One of the features of the actor model in Erlang is transparent distribution. Unless I'm misinterpreting, when you send messages between actors, you theoretically shouldn't assume that they are in the same process space or even co-located on the same physical machine.
I've always been under the impression that distributed, fault tolerant systems require careful application design to solve inherent problems around ordering/causality and consensus (among others).
I'm pretty sure that Erlang doesn't promise to solve these classes of problems transparently, so my question is, how do Erlang developers cope with this? Do you design your application as if all the actors are in the same process space and then only solve distribution problems when it comes time to actually distribute them?
If so, is this transparent distribution feature of Erlang really just concerned with the wire protocol used for remote messaging and not really transparent in the sense that a true distributed application still requires careful design in the application layer?
You are correct that erlang does not inherently solve the problems of Ordering/Causality or Consensus. What erlang does abstract for you is the difference between sending messages to local or remote nodes.

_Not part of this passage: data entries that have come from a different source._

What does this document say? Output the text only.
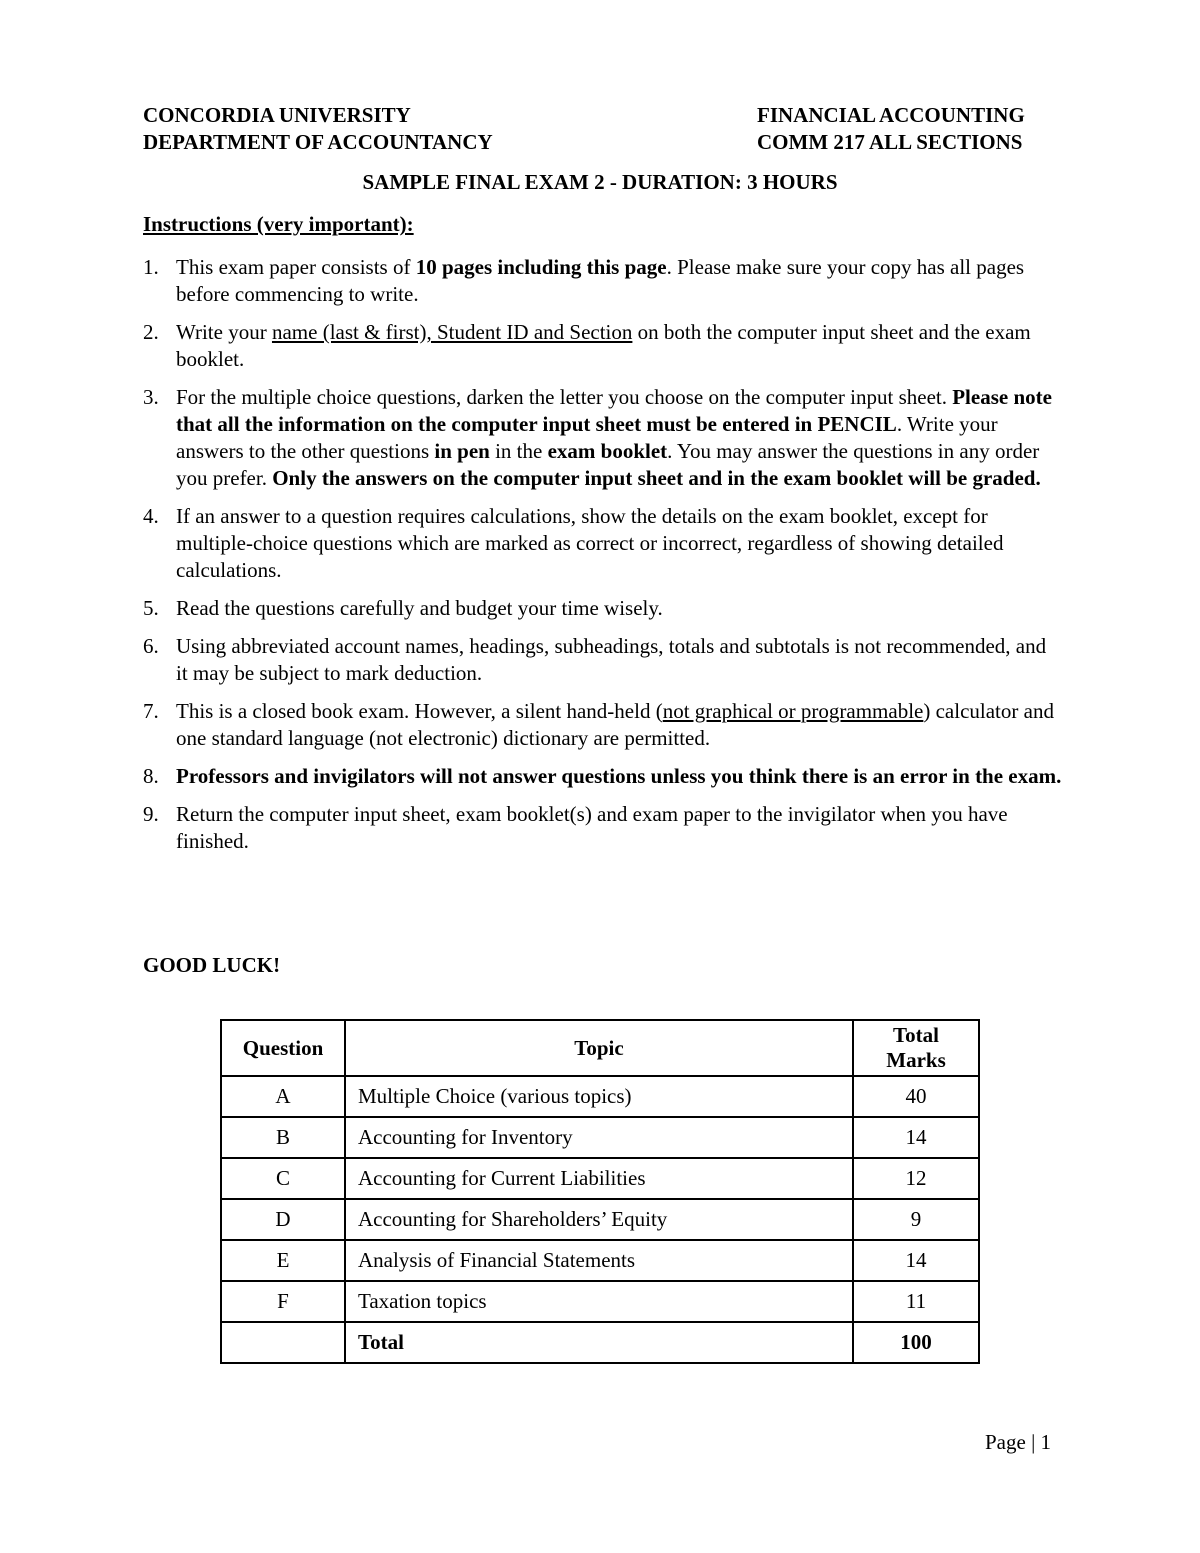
CONCORDIA UNIVERSITY
DEPARTMENT OF ACCOUNTANCY
FINANCIAL ACCOUNTING
COMM 217 ALL SECTIONS
SAMPLE FINAL EXAM 2 - DURATION: 3 HOURS
Instructions (very important):
1. This exam paper consists of 10 pages including this page. Please make sure your copy has all pages before commencing to write.
2. Write your name (last & first), Student ID and Section on both the computer input sheet and the exam booklet.
3. For the multiple choice questions, darken the letter you choose on the computer input sheet. Please note that all the information on the computer input sheet must be entered in PENCIL. Write your answers to the other questions in pen in the exam booklet. You may answer the questions in any order you prefer. Only the answers on the computer input sheet and in the exam booklet will be graded.
4. If an answer to a question requires calculations, show the details on the exam booklet, except for multiple-choice questions which are marked as correct or incorrect, regardless of showing detailed calculations.
5. Read the questions carefully and budget your time wisely.
6. Using abbreviated account names, headings, subheadings, totals and subtotals is not recommended, and it may be subject to mark deduction.
7. This is a closed book exam. However, a silent hand-held (not graphical or programmable) calculator and one standard language (not electronic) dictionary are permitted.
8. Professors and invigilators will not answer questions unless you think there is an error in the exam.
9. Return the computer input sheet, exam booklet(s) and exam paper to the invigilator when you have finished.
GOOD LUCK!
Question	Topic	Total
Marks

A	Multiple Choice (various topics)	40
B	Accounting for Inventory	14
C	Accounting for Current Liabilities	12
D	Accounting for Shareholders’ Equity	9
E	Analysis of Financial Statements	14
F	Taxation topics	11
	Total	100
Page | 1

I'm not sure it would really be possible to solve those problems in a language design. That more properly belongs in a framework. The OTP framework does have some tools to help with that. Really though it's somewhat dependent on the specific problem you are solving.
For one example of an Erlang VectorClock implementation look at distributerl Erlang OTP Supervisors also might provide some of the necessary infrastructure for consensus but there is some thought that Consensus is an impossibility in asynchronous message passing distributed systems. See your referenced wiki page for additional information on that.